- K Kim and M Bacina
Binance Australia loses PayID and fiat withdrawal
Users of Binance Australia are facing disruptions with AUD deposits and withdrawals as Binance was been forced by their ‘third party payment service provider’ (believed to be Cuscal) to terminate PayID services for their Australian account holders. This "de-banking" situation also impacted Binance Australia’s fiat withdrawals service. Customers have been advised to wait for an undetermined length of time while Binance Australia:
work[s] hard to find an alternative provider to continue offering AUD deposits and withdrawals
Despite the disruptions, customers are still able to send funds to purchase cryptocurrency via credit or debit cards and through Binance's P2P marketplace. Amidst the uncertainty, Binance Australia has assured users that customer funds are kept safe via their Secure Asset Fund for Users (SAFU), which is a type of insurance fund, designed to protect customers in ‘extreme situations’.
The move came on the same day that major Australian bank Westpac blocked their customers from transacting with Binance, with Westpac saying:
Digital exchanges have a legitimate role to play, but we have blocked access to some overseas exchanges that are used more frequently than others for scams.

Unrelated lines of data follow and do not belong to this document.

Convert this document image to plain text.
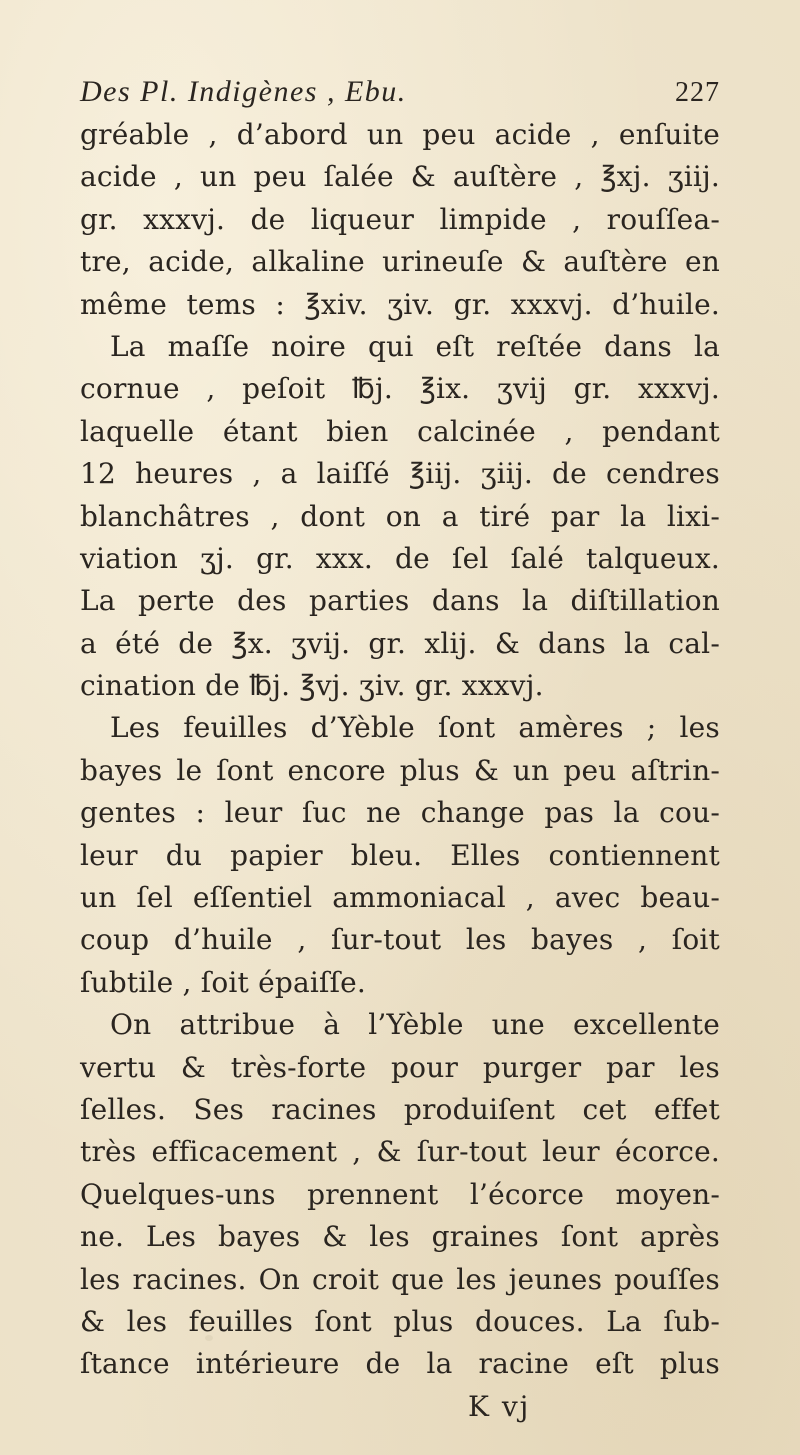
Des Pl. Indigènes , Ebu.	227
gréable , d’abord un peu acide , enſuite
acide , un peu ſalée & auſtère , ℥xj. ʒiij.
gr. xxxvj. de liqueur limpide , rouſſea-
tre, acide, alkaline urineuſe & auſtère en
même tems : ℥xiv. ʒiv. gr. xxxvj. d’huile.
La maſſe noire qui eſt reſtée dans la
cornue , peſoit ℔j. ℥ix. ʒvij gr. xxxvj.
laquelle étant bien calcinée , pendant
12 heures , a laiſſé ℥iij. ʒiij. de cendres
blanchâtres , dont on a tiré par la lixi-
viation ʒj. gr. xxx. de ſel ſalé talqueux.
La perte des parties dans la diſtillation
a été de ℥x. ʒvij. gr. xlij. & dans la cal-
cination de ℔j. ℥vj. ʒiv. gr. xxxvj.
Les feuilles d’Yèble ſont amères ; les
bayes le ſont encore plus & un peu aſtrin-
gentes : leur ſuc ne change pas la cou-
leur du papier bleu. Elles contiennent
un ſel eſſentiel ammoniacal , avec beau-
coup d’huile , ſur-tout les bayes , ſoit
ſubtile , ſoit épaiſſe.
On attribue à l’Yèble une excellente
vertu & très-forte pour purger par les
ſelles. Ses racines produiſent cet effet
très efficacement , & ſur-tout leur écorce.
Quelques-uns prennent l’écorce moyen-
ne. Les bayes & les graines ſont après
les racines. On croit que les jeunes pouſſes
& les feuilles ſont plus douces. La ſub-
ſtance intérieure de la racine eſt plus
K vj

The de-banking move against Binance Australia follows a temporary halt by Binance on bitcoin withdrawals due to a technological issue in fees, which failed to adjust for increases in bitcoin gas (transaction) fees. Just last month, Binance Australia was forced to hand back their derivatives Australian Financial Services License (AFSL) after pressure from the Australian Securities and Investments Commission (ASIC), resulting in users being exited from their derivative positions.
De-banking has been a growing concern for fintech startups and crypto companies for some time, with banks and the US government accused of conducting a campaign to de-bank the whole crypto industry.
However, de-banking of legitimate companies is a major issue that can disrupt business operations and force innocent businesses into insolvency, particularly given how central electronic payments are to businesses.
This was acknowledged as a global issue by the Australian Senate Committee in their issues paper, by AUSTRAC and by Blockchain Association in the USA, no changes, such as a "right to banking" have been implemented in any jurisdictions to address the issue. Compounding the challenge is anti-tipping off provisions which prevent a bank from disclosing the reasons for de-banking if those reasons relate to money laundering or terrorism financing concerns.
Against a backdrop of a huge amount spent on AML/CTF compliance annually (estimated at AUD$300B) for relatively little return (estimated at $3B), one industry veteran has called AML/CTF compliance a "joke", and we suggest further data should be obtained to identify the economic benefits of de-banking based on AML/CTF risk versus the benefits lost to consumers by such de-banking and understanding what alternatives exist from investigation and prosecution of bad actors and criminals who use a highly trackable system like blockchain to transfer value.